In continuation of the hardening of the US administrations stand on Pakistan, a bipartisan bill introduced now seeks to make “a clean break” from the country that it said had “harboured terrorists”. The bill that sought to revoke Pakistan’s status as a major non-NATO ally (MNNA) to the United States, was introduced in the House of Representatives by two top lawmakers, saying that Pakistan had failed in it’s commitment to fight and curb terrorism. Having been introduced by the Republican Congressman Ted Poe and Democratic lawmaker Rick Nolan, the legislation calls for revoking MNNA status of Pakistan, granted to it in 2004 by the then President, George Bush, in an effort to get the country to help the US fight Al Qaeda and the Taliban.

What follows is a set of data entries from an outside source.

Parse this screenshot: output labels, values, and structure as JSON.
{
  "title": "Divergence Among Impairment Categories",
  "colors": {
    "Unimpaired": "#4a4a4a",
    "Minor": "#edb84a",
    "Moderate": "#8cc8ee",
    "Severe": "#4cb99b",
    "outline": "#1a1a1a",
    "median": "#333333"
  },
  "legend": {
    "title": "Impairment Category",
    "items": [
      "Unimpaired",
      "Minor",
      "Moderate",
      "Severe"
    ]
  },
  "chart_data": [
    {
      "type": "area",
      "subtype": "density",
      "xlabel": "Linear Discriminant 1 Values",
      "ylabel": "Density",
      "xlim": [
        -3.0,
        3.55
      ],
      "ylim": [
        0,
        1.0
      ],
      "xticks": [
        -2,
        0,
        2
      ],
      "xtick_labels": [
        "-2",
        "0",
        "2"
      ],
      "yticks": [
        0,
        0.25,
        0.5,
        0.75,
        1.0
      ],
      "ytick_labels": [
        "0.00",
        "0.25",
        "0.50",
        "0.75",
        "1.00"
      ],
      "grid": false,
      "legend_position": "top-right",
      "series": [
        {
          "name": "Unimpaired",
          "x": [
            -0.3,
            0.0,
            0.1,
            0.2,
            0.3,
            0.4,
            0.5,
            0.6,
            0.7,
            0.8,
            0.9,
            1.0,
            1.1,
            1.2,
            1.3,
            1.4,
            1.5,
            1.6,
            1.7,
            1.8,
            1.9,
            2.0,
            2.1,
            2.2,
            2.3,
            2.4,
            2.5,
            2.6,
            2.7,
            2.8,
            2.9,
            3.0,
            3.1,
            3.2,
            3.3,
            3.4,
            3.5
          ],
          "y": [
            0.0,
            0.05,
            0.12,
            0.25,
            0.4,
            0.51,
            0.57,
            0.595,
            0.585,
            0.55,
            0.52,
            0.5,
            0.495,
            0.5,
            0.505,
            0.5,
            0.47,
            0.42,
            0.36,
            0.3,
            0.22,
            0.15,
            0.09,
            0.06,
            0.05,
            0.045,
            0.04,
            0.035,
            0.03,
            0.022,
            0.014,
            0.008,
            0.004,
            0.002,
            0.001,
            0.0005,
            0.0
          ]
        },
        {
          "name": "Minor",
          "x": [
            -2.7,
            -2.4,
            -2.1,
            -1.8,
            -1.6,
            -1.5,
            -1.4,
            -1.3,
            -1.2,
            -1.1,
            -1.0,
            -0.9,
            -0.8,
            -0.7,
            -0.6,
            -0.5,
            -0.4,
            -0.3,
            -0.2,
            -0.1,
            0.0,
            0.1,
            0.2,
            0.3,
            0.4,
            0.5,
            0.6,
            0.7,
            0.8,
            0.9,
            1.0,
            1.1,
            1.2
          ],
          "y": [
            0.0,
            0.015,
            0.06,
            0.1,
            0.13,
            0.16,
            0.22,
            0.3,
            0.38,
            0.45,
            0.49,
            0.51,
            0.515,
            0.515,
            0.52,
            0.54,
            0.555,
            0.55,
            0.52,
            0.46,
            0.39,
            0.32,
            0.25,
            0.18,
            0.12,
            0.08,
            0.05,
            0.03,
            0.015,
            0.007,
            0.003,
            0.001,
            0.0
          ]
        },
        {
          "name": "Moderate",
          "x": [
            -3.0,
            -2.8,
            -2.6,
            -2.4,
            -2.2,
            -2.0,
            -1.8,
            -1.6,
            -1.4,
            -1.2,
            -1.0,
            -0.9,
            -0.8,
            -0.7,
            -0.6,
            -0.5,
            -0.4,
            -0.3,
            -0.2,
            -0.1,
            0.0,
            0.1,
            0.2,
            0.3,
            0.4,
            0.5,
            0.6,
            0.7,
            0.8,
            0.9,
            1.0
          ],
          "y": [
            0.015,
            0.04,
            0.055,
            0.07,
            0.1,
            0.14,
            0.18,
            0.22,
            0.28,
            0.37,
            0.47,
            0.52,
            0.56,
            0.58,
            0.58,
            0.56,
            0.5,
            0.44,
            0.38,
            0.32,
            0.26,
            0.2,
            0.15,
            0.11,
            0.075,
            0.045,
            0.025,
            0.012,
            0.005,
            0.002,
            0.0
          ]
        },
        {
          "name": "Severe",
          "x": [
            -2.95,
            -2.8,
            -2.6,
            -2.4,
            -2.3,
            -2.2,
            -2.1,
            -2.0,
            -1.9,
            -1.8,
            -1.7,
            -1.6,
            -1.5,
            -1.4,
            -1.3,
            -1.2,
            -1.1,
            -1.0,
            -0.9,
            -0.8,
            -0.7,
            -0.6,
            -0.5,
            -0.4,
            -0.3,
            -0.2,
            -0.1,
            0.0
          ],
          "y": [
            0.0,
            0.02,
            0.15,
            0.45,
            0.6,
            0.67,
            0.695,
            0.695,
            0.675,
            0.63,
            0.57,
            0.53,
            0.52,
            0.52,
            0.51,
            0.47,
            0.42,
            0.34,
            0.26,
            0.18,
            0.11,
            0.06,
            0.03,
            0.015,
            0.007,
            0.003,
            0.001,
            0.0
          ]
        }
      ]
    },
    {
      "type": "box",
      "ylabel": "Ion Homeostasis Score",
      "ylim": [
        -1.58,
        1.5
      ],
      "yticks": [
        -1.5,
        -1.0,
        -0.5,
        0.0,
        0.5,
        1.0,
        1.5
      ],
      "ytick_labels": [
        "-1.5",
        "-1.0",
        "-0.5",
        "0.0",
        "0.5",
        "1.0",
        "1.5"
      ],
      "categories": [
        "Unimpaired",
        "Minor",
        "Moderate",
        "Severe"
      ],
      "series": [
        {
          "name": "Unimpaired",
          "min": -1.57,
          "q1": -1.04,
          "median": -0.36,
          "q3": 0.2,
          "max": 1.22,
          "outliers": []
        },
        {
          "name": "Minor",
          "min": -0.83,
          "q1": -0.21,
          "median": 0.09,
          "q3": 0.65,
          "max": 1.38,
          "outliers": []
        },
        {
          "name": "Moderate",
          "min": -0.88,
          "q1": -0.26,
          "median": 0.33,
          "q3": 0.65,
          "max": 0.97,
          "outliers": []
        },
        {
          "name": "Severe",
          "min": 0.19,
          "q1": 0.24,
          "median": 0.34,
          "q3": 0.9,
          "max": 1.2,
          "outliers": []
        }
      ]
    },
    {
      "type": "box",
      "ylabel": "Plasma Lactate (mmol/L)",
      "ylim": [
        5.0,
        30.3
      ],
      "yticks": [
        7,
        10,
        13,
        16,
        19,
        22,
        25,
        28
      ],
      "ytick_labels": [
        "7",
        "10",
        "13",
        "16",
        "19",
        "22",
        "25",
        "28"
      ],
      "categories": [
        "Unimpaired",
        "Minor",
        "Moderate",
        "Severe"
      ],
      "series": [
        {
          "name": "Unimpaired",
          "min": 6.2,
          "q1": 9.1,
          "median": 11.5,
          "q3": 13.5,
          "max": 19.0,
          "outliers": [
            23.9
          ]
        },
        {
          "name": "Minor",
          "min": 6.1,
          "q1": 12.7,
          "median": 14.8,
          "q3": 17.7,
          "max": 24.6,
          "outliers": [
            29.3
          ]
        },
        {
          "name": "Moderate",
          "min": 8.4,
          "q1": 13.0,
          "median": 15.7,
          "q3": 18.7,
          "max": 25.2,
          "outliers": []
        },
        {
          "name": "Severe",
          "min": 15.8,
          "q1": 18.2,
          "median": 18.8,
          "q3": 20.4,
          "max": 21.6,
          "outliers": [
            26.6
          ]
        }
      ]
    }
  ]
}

The MNNA designation basically translates into the fact that a country is a close ally of the United States government and shares a strategic relationship with the United States Armed Forces, but, at the same time is not a member of the North Atlantic Treaty Organisation (NATO), enabling it to enjoy a variety of military and financial advantages, which are otherwise not conferred on a non-NATO country. The Democrat lawman Mr Nolan is reported to have said that, “Time and time again, Pakistan has taken advantage of America’s goodwill and demonstrated that they are no friend and ally of the United States”, he further added that the fact that the billions of dollars sent to Pakistan over the last 15 years has done nothing to effectively fight terrorism and make us safer. It is time to wake up to the fact that Pakistan has ties with the same terrorist organisations which they claim to be fighting”.
Now, with Prime Minister Narendra Modi scheduled to visit Washington for extensive talks with US president Donald Trump, that are expected to feature terrorism and India’s relations in South Asia, Indian policy makers will be closely observing the latest developments.